2. Use SQS for forward steps too, not just compensation. Our synchronous HTTP calls for forward steps create tight coupling. If the inventory service is slow, the orchestrator blocks. An async model with SQS for all steps would decouple latency at the cost of slightly more complex state management.
3. Build the manual resolution UI from day one. We built it in week 7, but the first compensation failures happened in week 3 of shadow mode. Those four weeks of manual SQL queries for DLQ resolution were painful and error-prone.
4. Shadow mode for longer. Two weeks of shadow mode caught three bugs. If we had run it for four weeks, we would have caught the idempotency key collision bug before it hit production.
Conclusion
The saga pattern added latency, infrastructure, and operational complexity to our order processing pipeline. It also eliminated 99.6% of data inconsistency incidents and saved the team 158 hours of manual resolution work per month. That trade-off was unambiguously worth it.

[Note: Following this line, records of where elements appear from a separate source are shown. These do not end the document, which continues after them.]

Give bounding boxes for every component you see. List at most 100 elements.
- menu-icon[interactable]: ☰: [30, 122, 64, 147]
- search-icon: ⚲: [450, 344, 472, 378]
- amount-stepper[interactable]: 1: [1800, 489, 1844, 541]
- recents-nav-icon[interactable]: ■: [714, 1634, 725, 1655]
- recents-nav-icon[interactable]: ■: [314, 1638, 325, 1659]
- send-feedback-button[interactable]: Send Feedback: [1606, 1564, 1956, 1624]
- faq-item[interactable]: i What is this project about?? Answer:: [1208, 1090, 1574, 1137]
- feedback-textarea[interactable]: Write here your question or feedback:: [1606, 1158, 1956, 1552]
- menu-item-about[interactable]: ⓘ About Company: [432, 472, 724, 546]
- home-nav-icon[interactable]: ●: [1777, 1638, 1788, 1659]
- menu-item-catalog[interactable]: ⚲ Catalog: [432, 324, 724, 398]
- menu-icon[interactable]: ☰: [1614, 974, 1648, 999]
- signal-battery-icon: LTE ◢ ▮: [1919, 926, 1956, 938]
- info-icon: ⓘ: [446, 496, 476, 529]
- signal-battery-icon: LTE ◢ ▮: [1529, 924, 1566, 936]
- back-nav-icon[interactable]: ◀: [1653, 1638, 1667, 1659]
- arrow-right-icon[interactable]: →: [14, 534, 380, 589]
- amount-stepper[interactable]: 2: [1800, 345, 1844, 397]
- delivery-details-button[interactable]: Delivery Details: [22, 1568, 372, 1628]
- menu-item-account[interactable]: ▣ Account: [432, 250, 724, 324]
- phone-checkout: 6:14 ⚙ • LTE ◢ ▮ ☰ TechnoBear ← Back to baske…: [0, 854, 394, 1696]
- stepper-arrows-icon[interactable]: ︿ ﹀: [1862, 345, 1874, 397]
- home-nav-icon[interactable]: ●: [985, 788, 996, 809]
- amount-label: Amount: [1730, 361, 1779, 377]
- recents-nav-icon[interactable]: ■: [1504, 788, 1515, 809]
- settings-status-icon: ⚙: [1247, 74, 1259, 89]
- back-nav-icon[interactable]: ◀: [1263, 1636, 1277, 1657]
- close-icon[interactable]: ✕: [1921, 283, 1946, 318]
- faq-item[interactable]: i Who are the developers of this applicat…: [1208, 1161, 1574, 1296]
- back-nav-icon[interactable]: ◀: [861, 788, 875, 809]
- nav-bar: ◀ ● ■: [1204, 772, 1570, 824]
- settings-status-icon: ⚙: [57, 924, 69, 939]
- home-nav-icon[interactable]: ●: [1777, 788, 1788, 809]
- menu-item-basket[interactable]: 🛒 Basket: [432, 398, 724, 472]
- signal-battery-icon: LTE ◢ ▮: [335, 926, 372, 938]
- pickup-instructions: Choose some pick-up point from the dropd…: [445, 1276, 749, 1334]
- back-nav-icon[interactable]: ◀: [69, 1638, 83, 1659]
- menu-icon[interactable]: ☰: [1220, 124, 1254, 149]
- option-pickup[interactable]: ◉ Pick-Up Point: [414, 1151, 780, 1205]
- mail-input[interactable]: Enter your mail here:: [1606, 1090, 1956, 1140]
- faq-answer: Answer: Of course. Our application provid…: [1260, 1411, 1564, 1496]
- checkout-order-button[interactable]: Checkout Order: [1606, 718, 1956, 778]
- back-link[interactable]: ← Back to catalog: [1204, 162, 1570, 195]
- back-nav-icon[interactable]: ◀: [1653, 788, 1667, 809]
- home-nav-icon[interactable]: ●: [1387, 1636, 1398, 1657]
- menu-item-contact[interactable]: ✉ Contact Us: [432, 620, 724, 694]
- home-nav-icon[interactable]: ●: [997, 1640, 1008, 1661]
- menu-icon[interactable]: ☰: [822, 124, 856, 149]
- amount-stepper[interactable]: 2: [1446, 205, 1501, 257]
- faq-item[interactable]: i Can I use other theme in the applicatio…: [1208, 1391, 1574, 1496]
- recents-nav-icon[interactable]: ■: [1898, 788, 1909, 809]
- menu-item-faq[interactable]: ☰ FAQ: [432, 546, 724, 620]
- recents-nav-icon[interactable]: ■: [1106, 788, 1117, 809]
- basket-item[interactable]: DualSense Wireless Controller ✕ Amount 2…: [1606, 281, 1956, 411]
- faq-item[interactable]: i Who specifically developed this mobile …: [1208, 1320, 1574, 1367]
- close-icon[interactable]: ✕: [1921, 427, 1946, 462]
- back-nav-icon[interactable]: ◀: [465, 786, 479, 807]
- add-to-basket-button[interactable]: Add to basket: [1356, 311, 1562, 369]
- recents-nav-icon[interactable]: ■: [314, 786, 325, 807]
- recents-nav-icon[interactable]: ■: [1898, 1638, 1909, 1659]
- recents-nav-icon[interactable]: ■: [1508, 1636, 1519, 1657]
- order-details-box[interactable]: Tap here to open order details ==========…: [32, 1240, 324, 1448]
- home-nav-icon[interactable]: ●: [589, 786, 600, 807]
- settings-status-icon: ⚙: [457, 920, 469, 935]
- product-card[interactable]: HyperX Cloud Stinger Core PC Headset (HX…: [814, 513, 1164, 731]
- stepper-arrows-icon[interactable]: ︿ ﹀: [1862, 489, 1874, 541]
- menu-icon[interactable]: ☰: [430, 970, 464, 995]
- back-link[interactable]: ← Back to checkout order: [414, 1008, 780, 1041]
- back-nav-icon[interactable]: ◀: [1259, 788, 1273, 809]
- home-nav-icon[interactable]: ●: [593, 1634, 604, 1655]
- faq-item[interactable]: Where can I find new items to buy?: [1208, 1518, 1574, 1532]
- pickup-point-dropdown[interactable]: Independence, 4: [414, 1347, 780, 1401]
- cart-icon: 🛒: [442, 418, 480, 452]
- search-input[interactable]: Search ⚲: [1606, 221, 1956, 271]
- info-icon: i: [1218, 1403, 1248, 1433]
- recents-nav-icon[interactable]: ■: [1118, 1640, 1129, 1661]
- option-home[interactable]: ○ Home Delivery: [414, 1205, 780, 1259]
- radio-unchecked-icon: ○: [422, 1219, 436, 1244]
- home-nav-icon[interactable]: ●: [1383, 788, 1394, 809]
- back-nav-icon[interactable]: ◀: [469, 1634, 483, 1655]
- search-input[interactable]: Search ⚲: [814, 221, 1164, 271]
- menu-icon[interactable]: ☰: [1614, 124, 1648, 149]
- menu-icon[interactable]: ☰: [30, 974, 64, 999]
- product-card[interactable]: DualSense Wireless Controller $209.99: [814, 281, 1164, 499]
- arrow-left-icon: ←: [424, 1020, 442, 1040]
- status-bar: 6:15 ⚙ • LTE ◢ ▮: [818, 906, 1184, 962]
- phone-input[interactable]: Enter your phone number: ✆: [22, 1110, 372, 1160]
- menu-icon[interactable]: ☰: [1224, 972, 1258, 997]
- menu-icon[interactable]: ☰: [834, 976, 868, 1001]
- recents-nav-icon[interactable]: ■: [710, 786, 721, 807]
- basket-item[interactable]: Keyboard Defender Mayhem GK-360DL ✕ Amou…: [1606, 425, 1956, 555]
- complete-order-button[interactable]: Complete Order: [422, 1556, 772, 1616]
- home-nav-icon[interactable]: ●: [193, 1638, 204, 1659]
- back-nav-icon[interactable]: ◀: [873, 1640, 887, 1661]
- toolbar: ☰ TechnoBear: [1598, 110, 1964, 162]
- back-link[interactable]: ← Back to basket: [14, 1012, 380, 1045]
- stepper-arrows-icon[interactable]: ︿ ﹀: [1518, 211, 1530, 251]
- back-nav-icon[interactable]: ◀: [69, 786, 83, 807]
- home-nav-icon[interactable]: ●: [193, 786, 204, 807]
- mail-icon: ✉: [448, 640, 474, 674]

The orchestration approach gave us something choreography never could: a single place to look when an order goes wrong. Instead of tracing events across six service logs, we query the saga state table and see exactly which step failed, what compensation ran, and what ended up in the dead letter queue. For an e-commerce platform where order integrity is revenue integrity, that visibility is essential.
The implementation was not the hard part. Making every service endpoint idempotent was. If you are considering sagas, start by auditing your services for idempotency gaps. The saga orchestrator is straightforward to build — the idempotency layer is where the real engineering effort lives.